On highlights of the blown out kind
First of all, if you read some of the reviews of say the Leica M Monochrom, you'll notice that users discover that highlights get blown very easily.
Funny thing, DNGMonochrome does exactly the same: highlights that still give detail in Lightroom after B&W conversion are sometimes completely lost after conversion to monochrome with DNGMonochrome.
Here's a crop... a really tiny piece, perhaps 5%, from a Canon, with the highlights toned down a bit... nothing done about it otherwise... loaded into Lightroom without sharpening or noise reduction, then clicked on black & white... notice the detail at the top of the windows, in the glass (actually behind the glass).
Now look at the monochrome version with the same toned down highlights... it's all gone...
Apart from the clarity and sharpness of the monochrome version - also no sharpening or noise reduction on these monochrome crops - Lightroom clearly wins in the details... With a bit of work on that one I wouldn't be surprised if you preferred the Lightroom one, seeing how DNGMonochrome lets you down on those blown highlights.
And bringing down those highlights on the monochrome DNG in Lightroom really doesn't work. That only turns everything gray.

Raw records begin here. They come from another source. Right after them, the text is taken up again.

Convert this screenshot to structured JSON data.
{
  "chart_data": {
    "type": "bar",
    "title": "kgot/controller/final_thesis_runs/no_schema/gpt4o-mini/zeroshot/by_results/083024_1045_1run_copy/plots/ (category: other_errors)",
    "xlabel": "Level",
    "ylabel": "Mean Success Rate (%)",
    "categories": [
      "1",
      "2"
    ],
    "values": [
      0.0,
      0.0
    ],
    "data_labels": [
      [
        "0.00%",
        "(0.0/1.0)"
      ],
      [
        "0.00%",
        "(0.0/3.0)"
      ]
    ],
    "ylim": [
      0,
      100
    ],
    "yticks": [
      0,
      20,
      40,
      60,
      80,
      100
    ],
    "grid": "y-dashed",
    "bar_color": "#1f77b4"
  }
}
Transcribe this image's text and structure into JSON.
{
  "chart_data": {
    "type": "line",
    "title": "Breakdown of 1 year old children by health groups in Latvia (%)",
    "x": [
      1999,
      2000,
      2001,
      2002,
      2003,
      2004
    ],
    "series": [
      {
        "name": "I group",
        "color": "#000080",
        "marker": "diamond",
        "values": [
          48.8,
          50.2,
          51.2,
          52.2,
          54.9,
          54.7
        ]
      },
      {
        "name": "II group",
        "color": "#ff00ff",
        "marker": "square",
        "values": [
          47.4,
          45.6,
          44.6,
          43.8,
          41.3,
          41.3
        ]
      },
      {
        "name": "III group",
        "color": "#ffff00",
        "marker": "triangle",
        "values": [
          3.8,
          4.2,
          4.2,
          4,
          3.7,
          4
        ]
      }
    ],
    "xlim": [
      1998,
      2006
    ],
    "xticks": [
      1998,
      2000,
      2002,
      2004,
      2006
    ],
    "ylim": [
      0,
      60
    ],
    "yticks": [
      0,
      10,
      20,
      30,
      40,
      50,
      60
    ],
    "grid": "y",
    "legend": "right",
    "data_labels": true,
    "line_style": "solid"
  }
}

No, those monochrome windows are a lost cause... well... perhaps...
Lightroom can...
But why is it that Lightroom can and DNGMonochrome can't?
Well, this one isn't because I'm not Adobe...
No, it's quite simple really: if the monochrome file is blown, so is the color file... except... in the color file in a lot of cases it's only the green channel (the pixels registering luminance) that's blown, since the blue channel and especially the red channel get filtered much stronger and register lower values most of the time.
Hence, if you interpolate directly on luminance (the green pixels), as DNGMonochrome does, or if you shoot with a camera that only registers luminance, you lose that blown out detail.
In this particular color file, the green channel is blown, but the blue and red channels aren't, at least not on that detail behind the glass.
From a purist view: you could say that DNGMonochrome gives you the true experience :-)
If you color interpolate, you only have to lower the luminance portion of the blown bit to get your detail back, which then consists mainly of the information from the red and the blue channel. In fact, the simple procedure - during color interpolation - of mixing the three values can already be enough to recover detail if blue and red aren't too high: the influence of the green pixel is diluted. It even works when two channels are blown out. Detail recovery still possible through the third channel. Usually not the nicest, but possible.
So, people trading their color camera for a B&W only camera, suddenly discover the benefits of the Bayer filter when it comes to this issue, especially if they weren't really aware of this when shooting with the color camera. Their RAW converter saved them most of the time.
In an all B&W camera without Bayer filter nothing can be done about this. Perhaps patch the blown out part a bit in Photoshop, but the original detail is lost.
But in DNGMonochrome that's unnecessary, because the information from the blue and red channel is still around.
There's no need to let that detail go to waste.
So, enter the highlight recovery option... and then you get this...
DNGMonochrome turned monochrome with highlight recovery, bringing back the details at the top of the windows...
It's still in quite the experimental stage, because getting this right isn't easy, but it's one of the things I'm experimenting with and working on.
The big problem is that this works best if it's applied locally, but DNGMonochrome isn't set up for that. It's not difficult to apply these corrections to only a certain part of the photo - after say selecting the top of the window - but that selection isn't stored with the original. If you want to redo the photo you have to start all over.
So first I want to see if I can get this right for the whole photo.
Then another issue - be it less complicated - is that what seems blown out in the preview of DNGMonochrome might actually not be, when you load the DNG into Lightroom. So I need some way of detecting - and letting you know - when you should apply it and when not.
And yes, for parts of the photo this is actually cheating. When using this proposed option, DNGMonochrome will divert from the strict 'luminance only' approach... but only for the blown bits.
Actually DNGMonochrome already has the ability to partially recover blown highlights: the RGB filters. If you mix in a little bit of blue or red (try 5% or 10%) - depending on which channel gives you the most detail back (check via the RAW filters) - you most likely can get some of your detail back. But then you might alter other aspects of the photo you didn't want altered.
So, I hope to get this presentable enough for a next release, but currently I don't want to make any solid promises on this issue (I haven't shown you the ghastly effects this option can also produce when out of control).